Grin and Cocaine Bear it
Chris Vognar
If Snakes on a Plane was too substantive for you, Cocaine Bear might just be your jam. Like Snakes on a Plane, the 2006 Samuel L. Jackson thriller that thrived as a premise on the internet before it ever saw the light of day, Cocaine Bear is an idea in search of an actual movie. The concept is simple enough: What would happen if a large bear consumed large quantities of cocaine? The real-life answer, from the true story on which Cocaine Bear is sort of based, is that the bear would unceremoniously die. But that would make for a short, sad movie, as opposed to a slogging, stupid one.
As Cocaine Bear hobbles toward its welcome conclusion, it somehow makes room for a desperate mother (Keri Russell, I hope you got paid) searching for her little girl. This is the moment when the film wipes out any goodwill it might have built up. You do not vomit a slack 90-minute Saturday Night Live sketch of a movie onto the screen and then ask us to care. Such atrocities violate several treaties, or anyway they should. Either commit to your broad, gory comedy or stop altogether. Frankly, the latter would have been preferable.
Cocaine Bear, like the recent 80 for Brady, must have started as one of those pitches that sounded funny. Then, the harsh realization dawns: We actually have to make the damn thing. That was the turning point at which sentient audiences could have been saved. Alas, the suits moved ahead. A drug smuggler flying over the South has an airplane mishap, and his cargo is scattered on the ground below. Said bear finds some of the white stuff and gobbles it up. The rest is severed limbs, gobbled guts, and various attempts to bring CB to justice. Unfortunately, there’s still a story to write and characters to create. You know, movie stuff.
Among those on the trail of the cocaine bear: Isiah Whitlock Jr., as a police detective searching for the lost coke; Margo Martindale, as a craven park ranger who accidentally blows a guy’s head off (for comic effect, of course); the aforementioned Russell, who apparently didn’t get the memo about not actually having to act here; O’Shea Jackson Jr. (son of Ice Cube) and Alden Ehrenreich, as a couple of criminal errand boys; and, God bless, Ray Liotta, in his final screen performance, as the drug kingpin who wants his goods back. They all go traipsing through the Georgia woods, a pileup of misshapen character motivation interrupted not often enough by bloody mauling. At one point, the bear sniffs a line off of a dismembered leg. This is the highlight of the movie. Look no further.
There are a couple of ways a movie like Cocaine Bear could have gone.
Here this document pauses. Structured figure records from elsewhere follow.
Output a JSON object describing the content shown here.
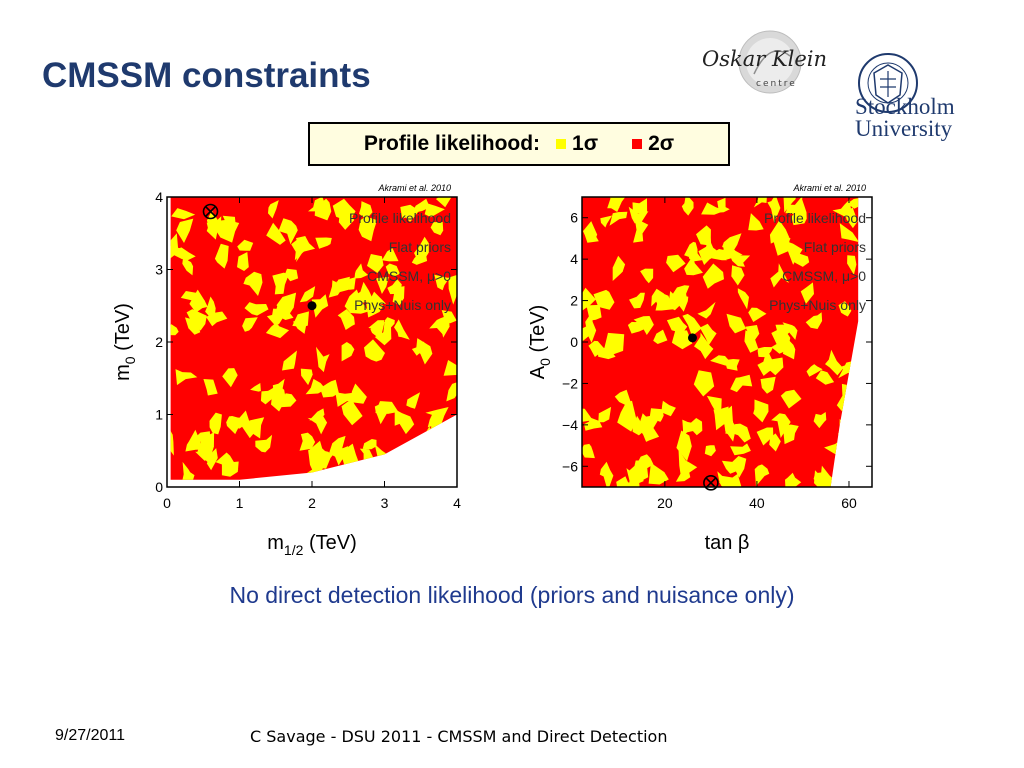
{
  "slide": {
    "title": "CMSSM constraints",
    "caption": "No direct detection likelihood (priors and nuisance only)",
    "footer_date": "9/27/2011",
    "footer_talk": "C Savage - DSU 2011 - CMSSM and Direct Detection"
  },
  "logos": {
    "klein_signature": "Oskar Klein",
    "klein_sub": "centre",
    "stockholm_line1": "Stockholm",
    "stockholm_line2": "University"
  },
  "legend": {
    "label": "Profile likelihood:",
    "one_sigma": "1σ",
    "two_sigma": "2σ",
    "color_1sigma": "#ffff00",
    "color_2sigma": "#ff0000"
  },
  "chart_data": [
    {
      "type": "heatmap",
      "credit": "Akrami et al. 2010",
      "xlabel_main": "m",
      "xlabel_sub": "1/2",
      "xlabel_unit": " (TeV)",
      "ylabel_main": "m",
      "ylabel_sub": "0",
      "ylabel_unit": " (TeV)",
      "xlim": [
        0,
        4
      ],
      "ylim": [
        0,
        4
      ],
      "xticks": [
        "0",
        "1",
        "2",
        "3",
        "4"
      ],
      "yticks": [
        "0",
        "1",
        "2",
        "3",
        "4"
      ],
      "annotations": [
        "Profile likelihood",
        "Flat priors",
        "CMSSM, μ>0",
        "Phys+Nuis only"
      ],
      "best_fit": [
        0.6,
        3.8
      ],
      "posterior_mean": [
        2.0,
        2.5
      ],
      "region_2sigma": [
        [
          0.05,
          4.0
        ],
        [
          4.0,
          4.0
        ],
        [
          4.0,
          1.0
        ],
        [
          3.0,
          0.45
        ],
        [
          2.0,
          0.2
        ],
        [
          1.0,
          0.1
        ],
        [
          0.05,
          0.1
        ]
      ]
    },
    {
      "type": "heatmap",
      "credit": "Akrami et al. 2010",
      "xlabel_main": "tan β",
      "ylabel_main": "A",
      "ylabel_sub": "0",
      "ylabel_unit": " (TeV)",
      "xlim": [
        2,
        65
      ],
      "ylim": [
        -7,
        7
      ],
      "xticks": [
        "20",
        "40",
        "60"
      ],
      "xtick_values": [
        20,
        40,
        60
      ],
      "yticks": [
        "−6",
        "−4",
        "−2",
        "0",
        "2",
        "4",
        "6"
      ],
      "ytick_values": [
        -6,
        -4,
        -2,
        0,
        2,
        4,
        6
      ],
      "annotations": [
        "Profile likelihood",
        "Flat priors",
        "CMSSM, μ>0",
        "Phys+Nuis only"
      ],
      "best_fit": [
        30,
        -6.8
      ],
      "posterior_mean": [
        26,
        0.2
      ],
      "region_2sigma": [
        [
          2,
          7
        ],
        [
          62,
          7
        ],
        [
          62,
          1
        ],
        [
          58,
          -4
        ],
        [
          56,
          -7
        ],
        [
          2,
          -7
        ]
      ]
    }
  ]
}
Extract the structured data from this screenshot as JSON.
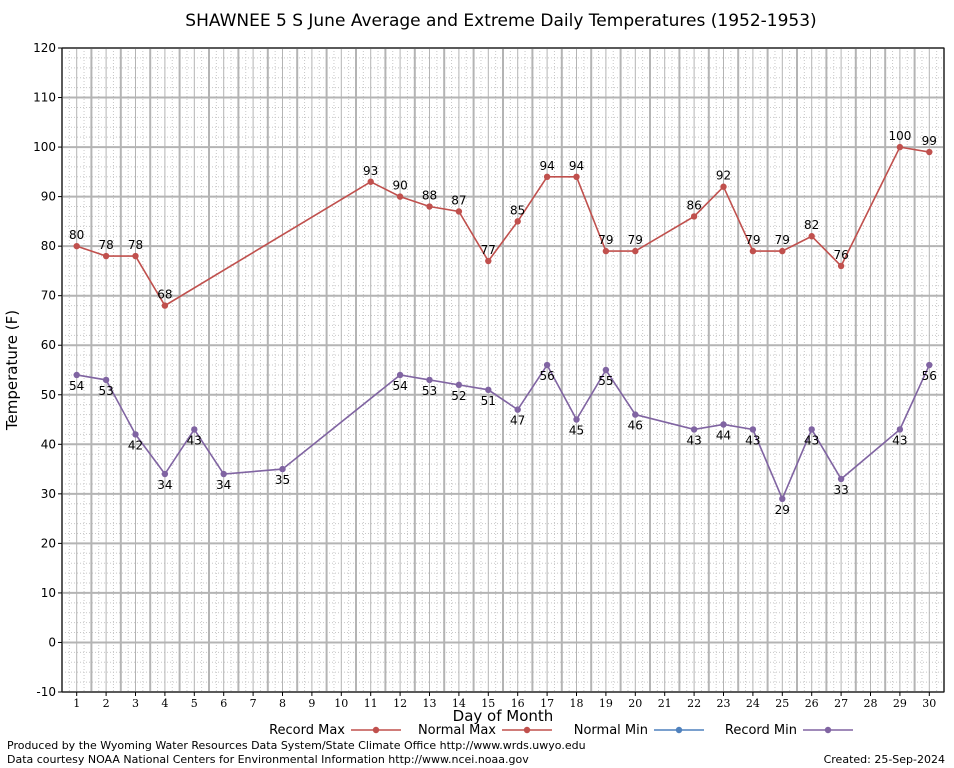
{
  "chart_data": {
    "type": "line",
    "title": "SHAWNEE 5 S June Average and Extreme Daily Temperatures (1952-1953)",
    "xlabel": "Day of Month",
    "ylabel": "Temperature (F)",
    "xlim": [
      0.5,
      30.5
    ],
    "ylim": [
      -10,
      120
    ],
    "yticks": [
      -10,
      0,
      10,
      20,
      30,
      40,
      50,
      60,
      70,
      80,
      90,
      100,
      110,
      120
    ],
    "xticks": [
      1,
      2,
      3,
      4,
      5,
      6,
      7,
      8,
      9,
      10,
      11,
      12,
      13,
      14,
      15,
      16,
      17,
      18,
      19,
      20,
      21,
      22,
      23,
      24,
      25,
      26,
      27,
      28,
      29,
      30
    ],
    "grid": true,
    "legend_position": "bottom",
    "series": [
      {
        "name": "Record Max",
        "color": "#c0504d",
        "marker": "circle",
        "points": [
          [
            1,
            80
          ],
          [
            2,
            78
          ],
          [
            3,
            78
          ],
          [
            4,
            68
          ],
          [
            11,
            93
          ],
          [
            12,
            90
          ],
          [
            13,
            88
          ],
          [
            14,
            87
          ],
          [
            15,
            77
          ],
          [
            16,
            85
          ],
          [
            17,
            94
          ],
          [
            18,
            94
          ],
          [
            19,
            79
          ],
          [
            20,
            79
          ],
          [
            22,
            86
          ],
          [
            23,
            92
          ],
          [
            24,
            79
          ],
          [
            25,
            79
          ],
          [
            26,
            82
          ],
          [
            27,
            76
          ],
          [
            29,
            100
          ],
          [
            30,
            99
          ]
        ]
      },
      {
        "name": "Normal Max",
        "color": "#c0504d",
        "marker": "circle",
        "points": []
      },
      {
        "name": "Normal Min",
        "color": "#4f81bd",
        "marker": "circle",
        "points": []
      },
      {
        "name": "Record Min",
        "color": "#8064a2",
        "marker": "circle",
        "points": [
          [
            1,
            54
          ],
          [
            2,
            53
          ],
          [
            3,
            42
          ],
          [
            4,
            34
          ],
          [
            5,
            43
          ],
          [
            6,
            34
          ],
          [
            8,
            35
          ],
          [
            12,
            54
          ],
          [
            13,
            53
          ],
          [
            14,
            52
          ],
          [
            15,
            51
          ],
          [
            16,
            47
          ],
          [
            17,
            56
          ],
          [
            18,
            45
          ],
          [
            19,
            55
          ],
          [
            20,
            46
          ],
          [
            22,
            43
          ],
          [
            23,
            44
          ],
          [
            24,
            43
          ],
          [
            25,
            29
          ],
          [
            26,
            43
          ],
          [
            27,
            33
          ],
          [
            29,
            43
          ],
          [
            30,
            56
          ]
        ]
      }
    ]
  },
  "footer": {
    "line1": "Produced by the Wyoming Water Resources Data System/State Climate Office http://www.wrds.uwyo.edu",
    "line2": "Data courtesy NOAA National Centers for Environmental Information http://www.ncei.noaa.gov",
    "created": "Created:  25-Sep-2024"
  }
}
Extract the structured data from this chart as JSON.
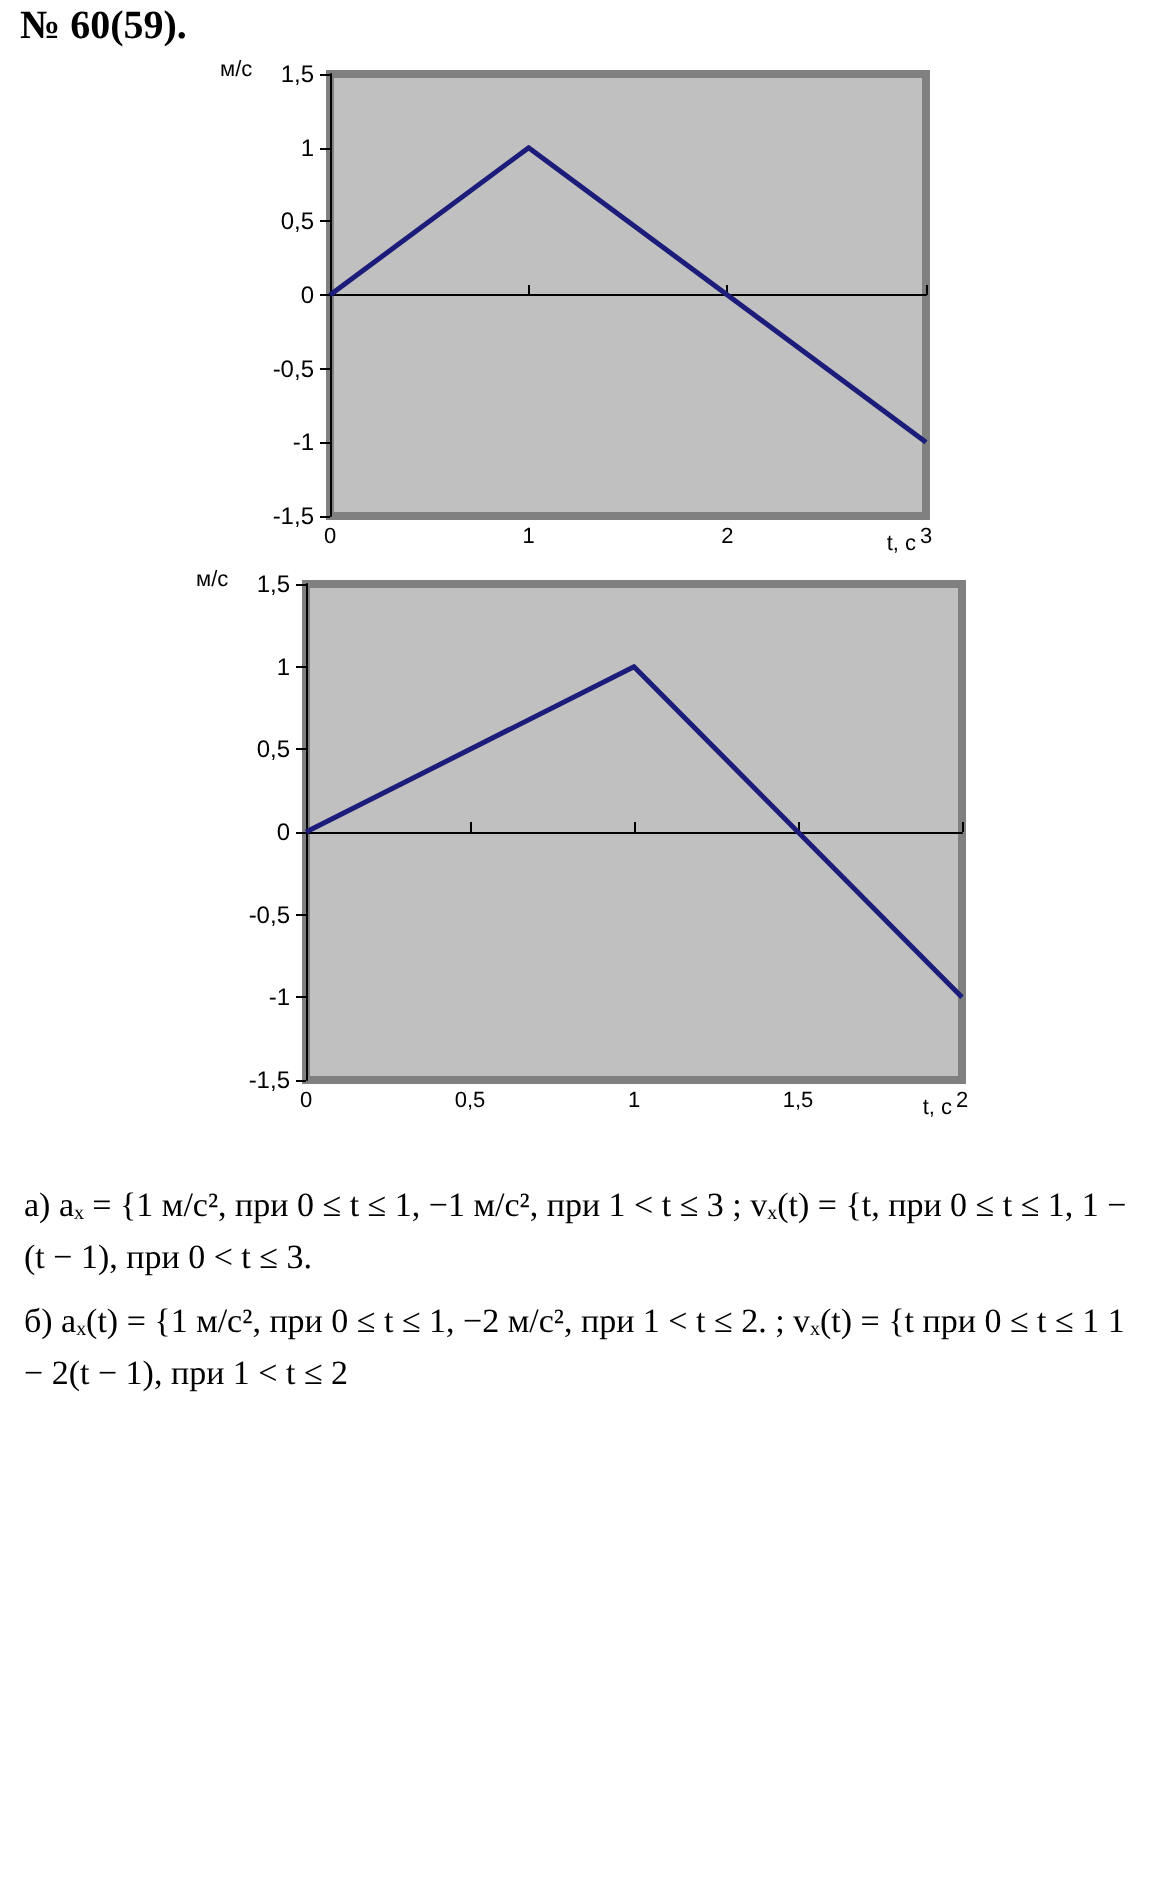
{
  "chart_data": [
    {
      "type": "line",
      "title": "№ 60(59).",
      "xlabel": "t, с",
      "ylabel": "м/с",
      "x": [
        0,
        1,
        3
      ],
      "values": [
        0,
        1,
        -1
      ],
      "color": "#1c1c7a",
      "marker": "none",
      "xlim": [
        0,
        3
      ],
      "xticks": [
        0,
        1,
        2,
        3
      ],
      "ylim": [
        -1.5,
        1.5
      ],
      "yticks": [
        {
          "value": -1.5,
          "label": "-1,5"
        },
        -1,
        {
          "value": -0.5,
          "label": "-0,5"
        },
        0,
        {
          "value": 0.5,
          "label": "0,5"
        },
        1,
        {
          "value": 1.5,
          "label": "1,5"
        }
      ]
    },
    {
      "type": "line",
      "xlabel": "t, с",
      "ylabel": "м/с",
      "x": [
        0,
        1,
        2
      ],
      "values": [
        0,
        1,
        -1
      ],
      "color": "#1c1c7a",
      "marker": "none",
      "xlim": [
        0,
        2
      ],
      "xticks": [
        0,
        {
          "value": 0.5,
          "label": "0,5"
        },
        1,
        {
          "value": 1.5,
          "label": "1,5"
        },
        2
      ],
      "ylim": [
        -1.5,
        1.5
      ],
      "yticks": [
        {
          "value": -1.5,
          "label": "-1,5"
        },
        -1,
        {
          "value": -0.5,
          "label": "-0,5"
        },
        0,
        {
          "value": 0.5,
          "label": "0,5"
        },
        1,
        {
          "value": 1.5,
          "label": "1,5"
        }
      ],
      "annotations": [
        "а) aₓ = {1 м/с², при 0 ≤ t ≤ 1, −1 м/с², при 1 < t ≤ 3 ; vₓ(t) = {t, при 0 ≤ t ≤ 1, 1 − (t − 1), при 0 < t ≤ 3.",
        "б) aₓ(t) = {1 м/с², при 0 ≤ t ≤ 1, −2 м/с², при 1 < t ≤ 2. ; vₓ(t) = {t при 0 ≤ t ≤ 1 1 − 2(t − 1), при 1 < t ≤ 2"
      ]
    }
  ]
}
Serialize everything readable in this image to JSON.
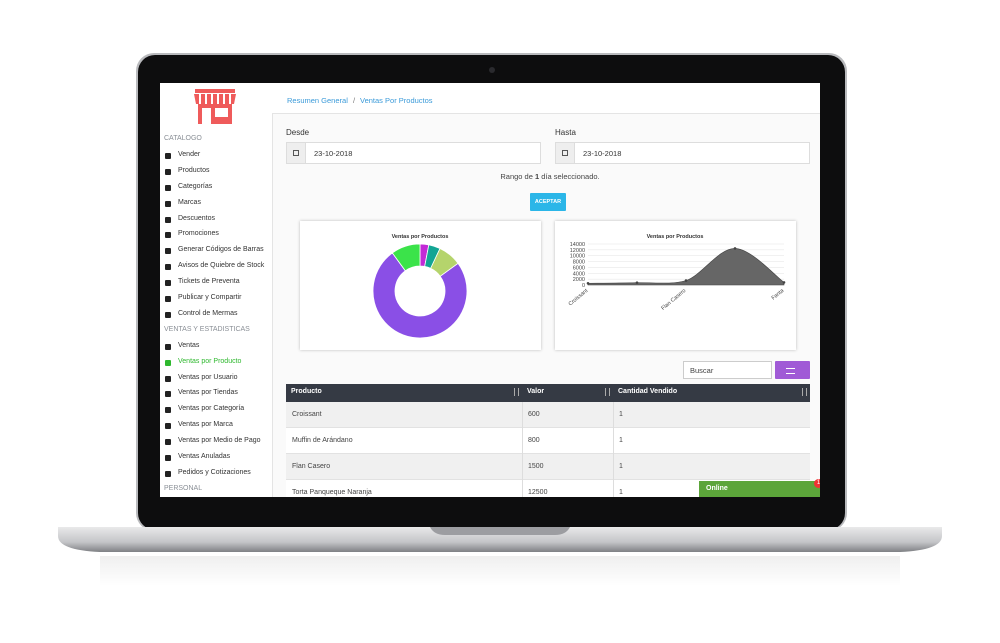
{
  "sidebar": {
    "sections": [
      {
        "title": "CATALOGO",
        "items": [
          "Vender",
          "Productos",
          "Categorías",
          "Marcas",
          "Descuentos",
          "Promociones",
          "Generar Códigos de Barras",
          "Avisos de Quiebre de Stock",
          "Tickets de Preventa",
          "Publicar y Compartir",
          "Control de Mermas"
        ]
      },
      {
        "title": "VENTAS Y ESTADISTICAS",
        "items": [
          "Ventas",
          "Ventas por Producto",
          "Ventas por Usuario",
          "Ventas por Tiendas",
          "Ventas por Categoría",
          "Ventas por Marca",
          "Ventas por Medio de Pago",
          "Ventas Anuladas",
          "Pedidos y Cotizaciones"
        ]
      },
      {
        "title": "PERSONAL",
        "items": []
      }
    ]
  },
  "breadcrumb": [
    "Resumen General",
    "/",
    "Ventas Por Productos"
  ],
  "filters": {
    "from_label": "Desde",
    "from_value": "23-10-2018",
    "to_label": "Hasta",
    "to_value": "23-10-2018",
    "range_text": [
      "Rango de",
      "1",
      "día seleccionado."
    ],
    "button": "ACEPTAR"
  },
  "chart_data": [
    {
      "type": "pie",
      "title": "Ventas por Productos",
      "donut": true,
      "values": [
        3,
        4,
        8,
        75,
        10
      ],
      "colors": [
        "#c229d6",
        "#12a594",
        "#b5d46c",
        "#8a4fe6",
        "#3be34a"
      ]
    },
    {
      "type": "area",
      "title": "Ventas por Productos",
      "categories": [
        "Croissant",
        null,
        "Flan Casero",
        null,
        "Fanta"
      ],
      "values": [
        600,
        800,
        1500,
        12500,
        900
      ],
      "color": "#666666",
      "ylim": [
        0,
        14000
      ],
      "yticks": [
        0,
        2000,
        4000,
        6000,
        8000,
        10000,
        12000,
        14000
      ],
      "grid": true
    }
  ],
  "search": {
    "placeholder": "Buscar"
  },
  "table": {
    "columns": [
      "Producto",
      "Valor",
      "Cantidad Vendido"
    ],
    "rows": [
      [
        "Croissant",
        600,
        1
      ],
      [
        "Muffin de Arándano",
        800,
        1
      ],
      [
        "Flan Casero",
        1500,
        1
      ],
      [
        "Torta Panqueque Naranja",
        12500,
        1
      ]
    ]
  },
  "status": {
    "label": "Online",
    "badge": "1"
  }
}
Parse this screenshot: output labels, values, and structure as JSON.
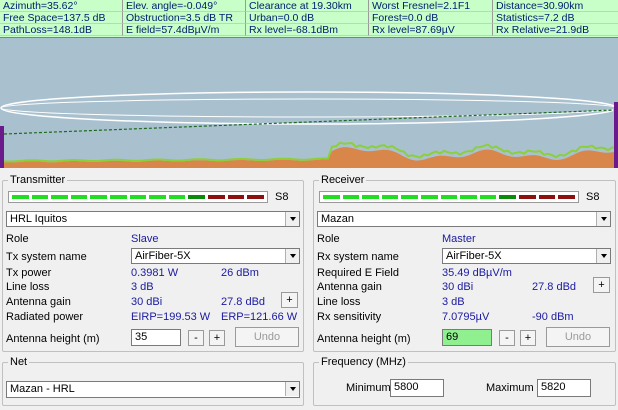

The first is complete exploitation trash — fast, cheap, and out of control, but with a little budget to make the violence look good. Dispose of the cringey dialogue bits, which play like limp improv, and go for the jugular, literally and figuratively. Countless B-horror movies have followed this path. Then, there’s the route Cocaine Bear takes, with talented people trying really hard to be funny and create something from Jimmy Warden’s wafer-thin script, which includes, yes, a mother searching for her little girl. Roger Corman would hang his head in shame.
Cocaine Bear is somehow both too stupid and not stupid enough. It ends up caught in a boggy middle ground between the exploitation movies of yore and the Hollywood mediocrity of today. It’s a joke without being terribly funny, save for the occasional reflex laugh (such as when Whitlock’s detective waxes about federal drug laws in the years since President Richard Nixon, an incongruous blast of policy opinion in a movie made for people who couldn’t tell you the first thing about Nixon). This is what Snakes on a Plane and Sharknado hath wrought: a philosophy that dictates bad is good but the squishy in-between is the inevitable result.
Which leaves us, at least, with a coked-up bear. It’s not bad, as digitized animal jobs go. In its relentless pursuit of staying high, it brings to mind a wise old adage of George Carlin: “What does cocaine make you feel like? It makes you feel like having more cocaine.” The movie includes the classic “This is your brain on drugs” TV ad and offers tongue-in-cheek warnings about the drug’s dangers (but also shows a couple of little urchins eating a bunch). At least it makes an effort to live in its 1985 milieu.
But it’s still a bad case of placing marketing over moviemaking, or smashing an idea over the head until it’s long and flat enough to fill a theater’s daily screening slots and sell concessions. It is the epitome of product, or, as the kids like to say these days, “content.” A bear does indeed s*** in the woods. This is what it leaves.
Chris Vognar is a culture writer living in Houston.